If you are wondering whether you should add a new department, there are a number of questions you must consider. These questions fall into three general categories: cash flow, personnel and marketing. Let’s take a closer look at each.

1. Cash Flow

The first big question that comes to mind is whether you have the cash flow available to add a new department. Determine what the launch will cost. List the inventory and capital items such as tools, equipment, furniture, fixtures and construction or renovation costs.

Next, you must decide whether you have enough cash available to fund it yourself. If not, you will have to find a way to finance it. Of course, your costs will increase due to the interest you will pay on the loan, which leads to the second big question: How much revenue do you expect your new department to generate? Will it cover the loan payments and the interest? Even if you don’t have to borrow the funds, the new department has to outperform whatever returns you are currently making on the cash you have saved.

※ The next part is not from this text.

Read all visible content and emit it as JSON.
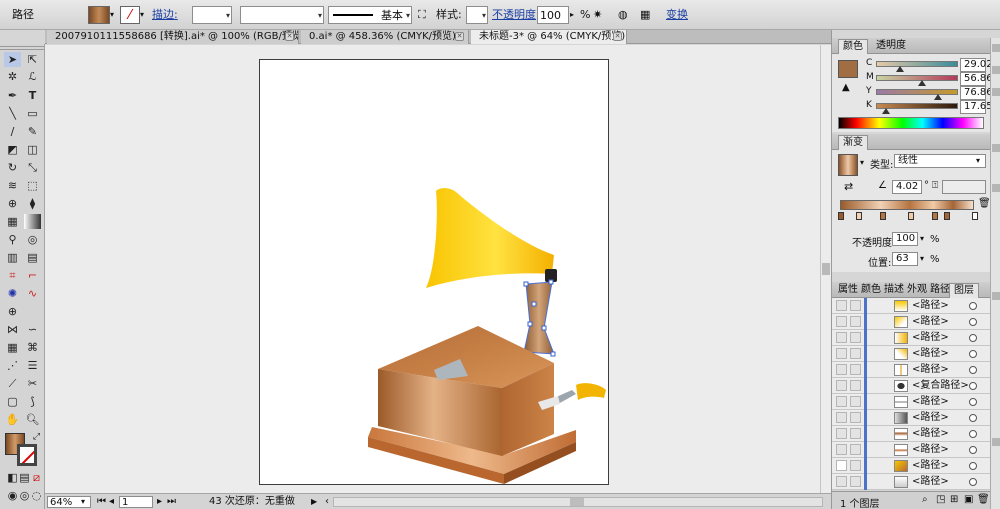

Space is a major concern for most new departments. Consider future space requirements today, because it may be cheaper to complete it all at one time. With that in mind, take a look at your facilities. Do you have enough space to house a new operation? How much will it cost to renovate? Is there room to expand if the department is a success? Do you have the option to rent an adjacent or nearby property?

Finally, if you’re considering adding a special finance or BHPH department, you may need to rethink your inventory. What kind of vehicles work best for those deals? If you have to stock up, what sources are available and which ones give you the best bang for your buck?

If the numbers add up, it’s time to create a budget. Bear in mind that more costs will present themselves once the new department is up and running. Advertising, additional rent, utilities, software, payroll costs, employee benefits and training are just a few examples.

You will need to create a budget by month and year for the first year and then annual budgets for the next few years. A monthly budget is required for the first year because you are not likely to start out with peak sales volume the first month. You will need to ramp up and train your personnel in the first few months, work out the kinks and make sure you have the right people in place for the department to succeed. That leads us to our second category.

2. Personnel

One common mistake dealers make when launching a new department is to go headfirst into the project without thinking it through. Then, when it doesn’t work, the people you hired to manage the department get blamed for its failure. You can lose or demoralize some good, dependable personnel by assigning them to a doomed operation.

So let’s say you’ve answered all my cash flow concerns and you’re ready to name a new department head. You may have someone on staff whom you think can handle the job, but it might be wiser to hire from outside. Each department requires its own set of skills. How much are you willing to invest in training?

If you prefer to hire a manager with experience, there’s work to be done before you start the interview process. What qualifies a person to head your new department? Who will conduct the interview and what questions should be asked?

Whether you promote from within or hire from outside, you have to determine your new manager’s compensation. You can rely on hourly wages or a salary for some departments; others will require a pay plan. There should be enough incentives in place to properly compensate your personnel and help make sales grow each month and year.

One more note: I encourage you to get your managers and other personnel involved in the decision-making process. Involving your entire management team will go a long way toward making your new department a profit center. If they are against the idea, they will put up roadblocks, which will slow down your projected sales.

3. Marketing

Another common mistake is failing to do market research. Are you actually filling a need in your area? Will your existing customers use the new service? This is another opportunity to get input from your managers and staff. If they think it will work, what do they think is the way to approach it? Fast and furious — a common approach among dealers — or a slow buildup?

Finally, you must study your competition. How many vendors are already offering your “new” service? Do they look like they are not only surviving but prospering? What are their prices? What kind of overhead do they have? How many people do they employ? Is there room for one more competitor in the market?

Hopefully, after the initial year of operations, your new department will be making major contributions to your bottom line. It doesn’t matter how — it could be additional net profits or helping to cover some of the variable and fixed costs generated by other departments. Either way can be a win for you. Just be sure you do your homework and think it through. If you plan and budget wisely, your chances of success are good.